SO2Cl2(g) --> SO2(g) + Cl2(g)

According to the stoichiometry of the reaction, for every 1 mole of SO2Cl2 that reacts, 1 mole of Cl2 is produced. Therefore, at equilibrium, the concentration of Cl2 will be equal to the concentration of SO2Cl2 that reacts.

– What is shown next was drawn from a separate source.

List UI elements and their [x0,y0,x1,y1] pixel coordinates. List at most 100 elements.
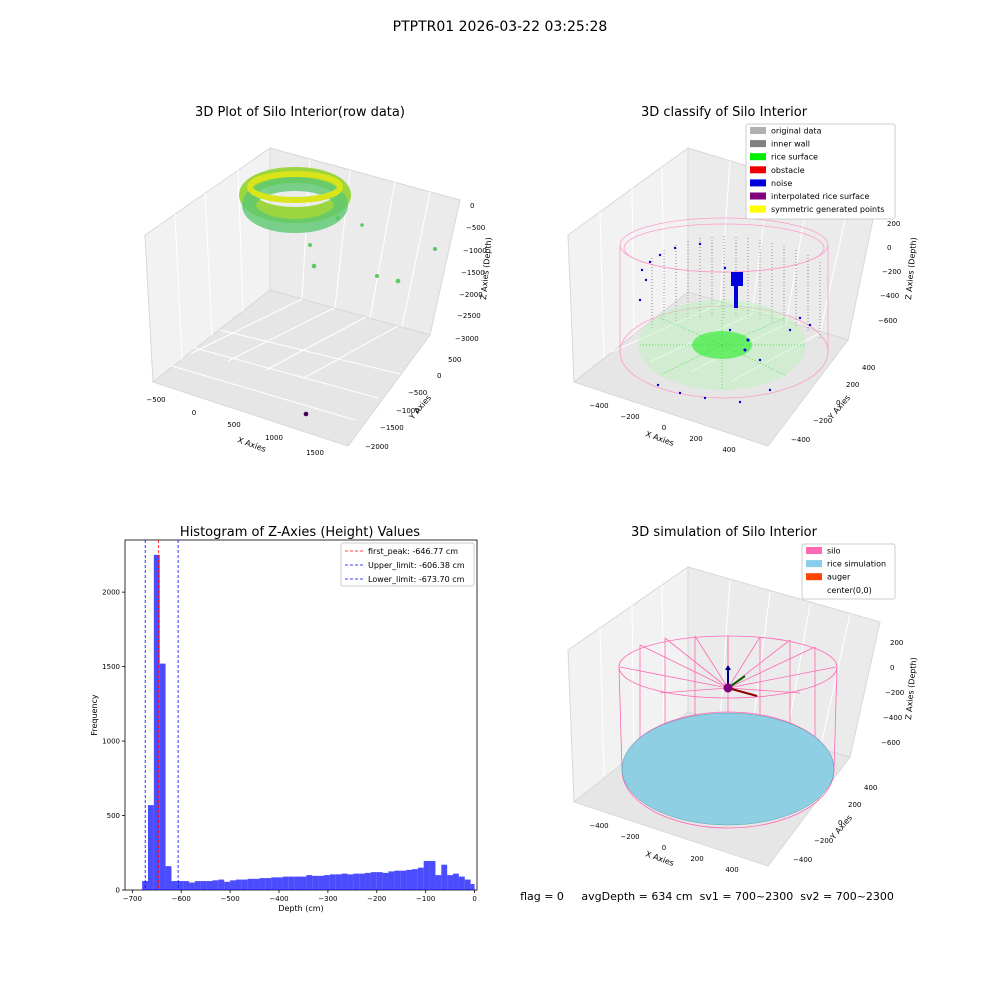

Let's denote the equilibrium concentration of Cl2 as [Cl2]eq and the initial concentration of SO2Cl2 as [SO2Cl2]initial.

Given:
Kc = 2.99 x 10^(-7)
[SO2Cl2]initial = 0.166 M

Since the reaction is in equilibrium, we can assume that the concentration of SO2Cl2 will decrease by x M, and the concentration of Cl2 will increase by x M.

Therefore,
[SO2Cl2]eq = [SO2Cl2]initial - x
[Cl2]eq = x

Applying these concentrations to the expression for Kc:

Kc = [SO2]^eq * [Cl2]^eq / [SO2Cl2]^eq

Since the stoichiometry shows that the coefficient of Cl2 is 1, we can substitute [Cl2]^eq with x:

Kc = 1 * x / ([SO2Cl2]initial - x)

Now, we can plug in the given values:

2.99 x 10^(-7) = x / (0.166 - x)

To solve for x, we need to manipulate the equation algebraically:

2.99 x 10^(-7) * (0.166 - x) = x
5.93534 x 10^(-8) - 2.99 x 10^(-7) * x = x
5.93534 x 10^(-8) = (2.99 x 10^(-7) + 1) * x
x = 5.93534 x 10^(-8) / (2.99 x 10^(-7) + 1)

Using a calculator to do the calculation:

x ≈ 0.0197 M

Therefore, the equilibrium concentration of Cl2 at 227 degrees C is approximately 0.0197 M.